Our words sound the same but they mean such different things that we are practically speaking different languages from each other. We might as well be talking to ourselves. Perhaps we are, and that’s the problem.
Fighting for the same
We need to introduce Malaysians to a radical concept: There is more than one definition to a word. More than one side to a story. More than one way to run a country.
More radical still: The state’s job is to facilitate as neutral as possible a space in which all definitions, all sides and all the different ways can dialogue.
That is why we need to get rid of discriminatory laws. We also need to send a stronger message to those who use violence, who threaten with violence, who endorse violence, that it is never okay. Fines and prison time won’t change them. But education may.
Too many Malaysians display shocking ignorance about the way the universe and the human body work. That they are in the parliament is even more depressing. They are walking proof that what we need is a revolution in education.
If we just clean one thing at a time, we are practically doing janitorial work. We also have to reform the very fundamental ways we understand governance, democracy, justice. Without a paradigm shift, we are just cleaning up this paradigm’s shit.

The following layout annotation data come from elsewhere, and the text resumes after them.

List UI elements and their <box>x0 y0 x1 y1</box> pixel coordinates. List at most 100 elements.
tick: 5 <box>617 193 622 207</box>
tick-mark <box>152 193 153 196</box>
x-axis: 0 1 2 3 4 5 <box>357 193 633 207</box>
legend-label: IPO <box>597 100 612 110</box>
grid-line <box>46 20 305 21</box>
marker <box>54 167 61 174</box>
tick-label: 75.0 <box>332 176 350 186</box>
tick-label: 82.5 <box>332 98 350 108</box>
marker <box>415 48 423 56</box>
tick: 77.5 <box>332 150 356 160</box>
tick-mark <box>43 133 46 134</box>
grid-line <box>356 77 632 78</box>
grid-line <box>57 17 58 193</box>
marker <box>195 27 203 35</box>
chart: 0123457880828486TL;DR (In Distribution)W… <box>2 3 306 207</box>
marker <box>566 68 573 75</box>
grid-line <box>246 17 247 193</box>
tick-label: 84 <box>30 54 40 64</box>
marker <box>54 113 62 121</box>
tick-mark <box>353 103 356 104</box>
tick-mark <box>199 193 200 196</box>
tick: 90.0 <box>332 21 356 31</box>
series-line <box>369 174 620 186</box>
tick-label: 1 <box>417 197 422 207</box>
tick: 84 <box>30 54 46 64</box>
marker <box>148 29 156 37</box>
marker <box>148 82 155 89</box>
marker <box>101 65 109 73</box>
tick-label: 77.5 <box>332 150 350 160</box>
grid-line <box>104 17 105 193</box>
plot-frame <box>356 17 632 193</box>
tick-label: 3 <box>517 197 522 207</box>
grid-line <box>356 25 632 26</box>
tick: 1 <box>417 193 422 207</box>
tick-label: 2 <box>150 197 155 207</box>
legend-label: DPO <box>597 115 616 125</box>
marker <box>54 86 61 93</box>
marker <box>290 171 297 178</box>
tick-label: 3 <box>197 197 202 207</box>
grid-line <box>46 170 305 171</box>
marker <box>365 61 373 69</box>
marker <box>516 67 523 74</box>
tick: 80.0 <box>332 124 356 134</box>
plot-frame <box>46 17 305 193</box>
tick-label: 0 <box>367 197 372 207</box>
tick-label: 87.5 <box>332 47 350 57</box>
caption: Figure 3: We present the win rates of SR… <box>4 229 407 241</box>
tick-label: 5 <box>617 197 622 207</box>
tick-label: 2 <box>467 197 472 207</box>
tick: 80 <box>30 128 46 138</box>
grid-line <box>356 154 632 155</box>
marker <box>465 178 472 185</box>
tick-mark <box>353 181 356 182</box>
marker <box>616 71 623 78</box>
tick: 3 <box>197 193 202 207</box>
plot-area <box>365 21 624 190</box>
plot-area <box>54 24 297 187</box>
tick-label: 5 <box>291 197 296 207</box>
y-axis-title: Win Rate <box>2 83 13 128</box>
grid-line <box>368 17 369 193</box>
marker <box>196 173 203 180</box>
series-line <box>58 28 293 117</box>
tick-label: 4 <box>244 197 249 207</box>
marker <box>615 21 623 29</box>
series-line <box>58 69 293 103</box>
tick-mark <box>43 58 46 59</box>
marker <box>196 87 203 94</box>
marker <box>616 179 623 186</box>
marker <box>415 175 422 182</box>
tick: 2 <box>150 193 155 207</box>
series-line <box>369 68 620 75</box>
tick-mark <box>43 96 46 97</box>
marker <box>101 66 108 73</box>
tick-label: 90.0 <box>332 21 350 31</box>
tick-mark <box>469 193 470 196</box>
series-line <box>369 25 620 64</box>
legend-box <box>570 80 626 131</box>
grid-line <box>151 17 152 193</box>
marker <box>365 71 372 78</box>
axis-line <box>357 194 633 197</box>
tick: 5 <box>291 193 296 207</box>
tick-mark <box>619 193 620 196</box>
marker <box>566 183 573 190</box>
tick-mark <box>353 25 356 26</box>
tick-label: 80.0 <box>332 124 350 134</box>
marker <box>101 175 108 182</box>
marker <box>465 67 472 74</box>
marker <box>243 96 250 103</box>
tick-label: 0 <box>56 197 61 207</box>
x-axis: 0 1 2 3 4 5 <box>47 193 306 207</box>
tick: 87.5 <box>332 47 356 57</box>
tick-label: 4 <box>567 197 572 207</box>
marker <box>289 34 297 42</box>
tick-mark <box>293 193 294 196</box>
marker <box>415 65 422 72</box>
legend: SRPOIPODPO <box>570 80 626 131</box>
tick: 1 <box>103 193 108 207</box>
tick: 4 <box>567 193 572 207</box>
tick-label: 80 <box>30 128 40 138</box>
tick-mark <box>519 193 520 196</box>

Whether it is the indigenous people in their ancestral lands or the Occupy Dataran folks at Dataran Merdeka or the students at their universities, the increasing scuffles with the authorities reveal today that the struggle for justice is not peculiar just to LGBTs. They are reflections of how far justice is from those who truly need it.
We are stuck with pleading for justice from the very ones who have perverted justice. It is like the grass begging for mercy from the grass cutter. No thanks.

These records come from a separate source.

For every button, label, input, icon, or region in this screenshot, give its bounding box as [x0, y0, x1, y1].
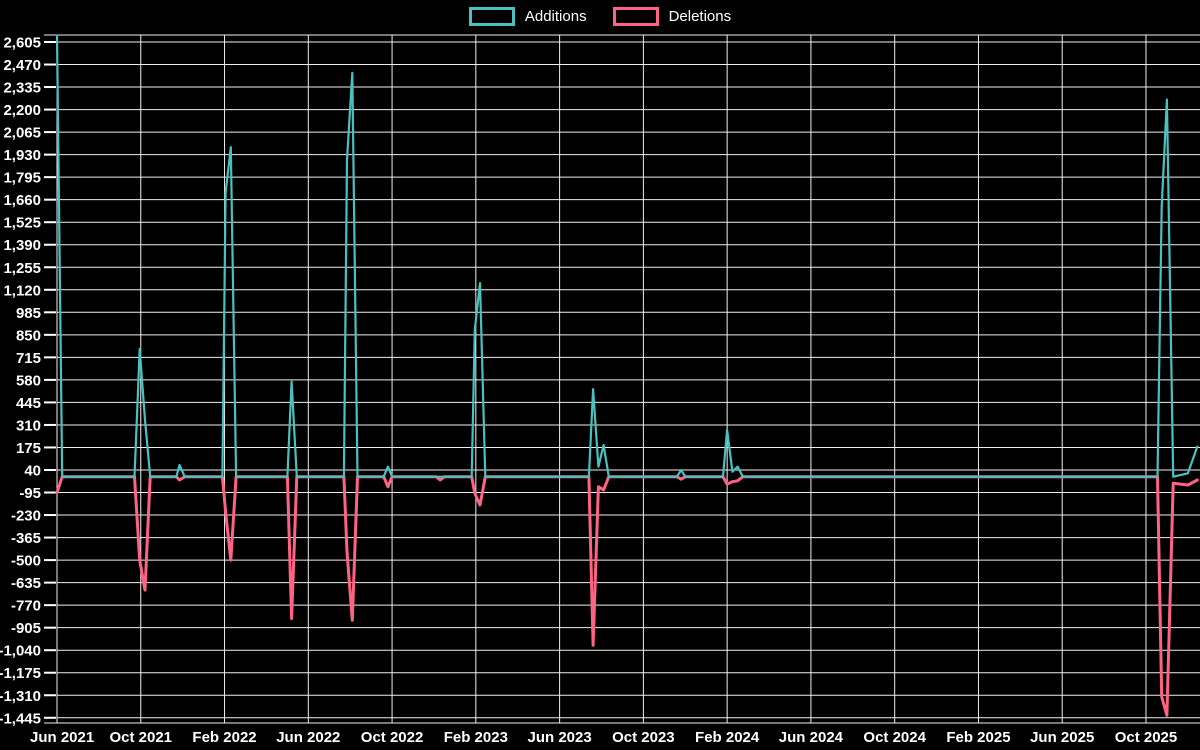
y-tick-label: -770 — [11, 598, 41, 615]
y-tick-label: 1,390 — [3, 237, 41, 254]
legend-item-deletions[interactable]: Deletions — [612, 7, 732, 26]
y-tick-label: 1,255 — [3, 260, 41, 277]
y-tick-label: -230 — [11, 508, 41, 525]
y-tick-label: 40 — [24, 462, 41, 479]
y-tick-label: -500 — [11, 553, 41, 570]
y-tick-label: 310 — [16, 417, 41, 434]
legend-label-additions: Additions — [524, 8, 587, 25]
y-tick-label: -95 — [19, 485, 41, 502]
y-tick-label: 2,200 — [3, 102, 41, 119]
y-tick-label: 1,525 — [3, 215, 41, 232]
y-tick-label: 1,120 — [3, 282, 41, 299]
y-tick-label: 580 — [16, 372, 41, 389]
y-tick-label: -1,040 — [0, 643, 41, 660]
y-tick-label: 985 — [16, 305, 41, 322]
x-tick-label: Jun 2021 — [30, 729, 94, 746]
x-tick-label: Oct 2024 — [863, 729, 926, 746]
x-tick-label: Jun 2024 — [779, 729, 844, 746]
x-tick-label: Feb 2022 — [192, 729, 256, 746]
y-tick-label: -905 — [11, 620, 41, 637]
x-tick-label: Feb 2025 — [946, 729, 1010, 746]
y-tick-label: -635 — [11, 575, 41, 592]
x-tick-label: Jun 2025 — [1030, 729, 1094, 746]
y-tick-label: 850 — [16, 327, 41, 344]
y-tick-label: 1,795 — [3, 170, 41, 187]
y-tick-label: 175 — [16, 440, 41, 457]
y-tick-label: 445 — [16, 395, 41, 412]
y-tick-label: -1,310 — [0, 688, 41, 705]
x-tick-label: Feb 2023 — [444, 729, 508, 746]
additions-swatch-icon — [468, 7, 515, 26]
x-tick-label: Oct 2023 — [612, 729, 675, 746]
additions-line — [55, 34, 1199, 478]
legend-item-additions[interactable]: Additions — [468, 7, 587, 26]
y-tick-label: -365 — [11, 530, 41, 547]
y-tick-label: 2,470 — [3, 57, 41, 74]
y-tick-label: 1,930 — [3, 147, 41, 164]
y-tick-label: 2,605 — [3, 35, 41, 52]
x-tick-label: Jun 2023 — [527, 729, 591, 746]
legend-label-deletions: Deletions — [668, 8, 732, 25]
x-tick-label: Oct 2022 — [361, 729, 424, 746]
y-tick-label: 1,660 — [3, 192, 41, 209]
y-tick-label: -1,445 — [0, 710, 41, 727]
y-tick-label: 2,065 — [3, 125, 41, 142]
y-tick-label: 715 — [16, 350, 41, 367]
deletions-line — [55, 475, 1199, 717]
x-tick-label: Oct 2021 — [109, 729, 172, 746]
deletions-swatch-icon — [612, 7, 659, 26]
x-tick-label: Oct 2025 — [1115, 729, 1178, 746]
x-tick-label: Feb 2024 — [695, 729, 760, 746]
y-tick-label: 2,335 — [3, 80, 41, 97]
x-tick-label: Jun 2022 — [276, 729, 340, 746]
chart-legend: Additions Deletions — [0, 7, 1200, 26]
y-tick-label: -1,175 — [0, 665, 41, 682]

We need to believe that we are first the people, regeardless of sexual orientation and gender identity. We need to take back the act of defining words that are important to us. We need to tell our stories. We need to stake claim to all the public spaces till they belong to everyone again.
I applaud everyday Malaysians who tirelessly champion for the changes we need in this country. Indigenous peoples, refugees, students, the poor, minorities, LGBTs, women, political dissidents, religion believers, voters, we are fighting for the same: to be seen as human first. What you believe makes you human and what I believe makes me human are just as important.
The real enemy of this land is inequality. There is no more important struggle today than the struggle for equality.
It is by recognising we are all equal before the law that the democracy for which we fight becomes truly meaningful.
Pang Khee Teik is a sexuality rights activist from Malaysia.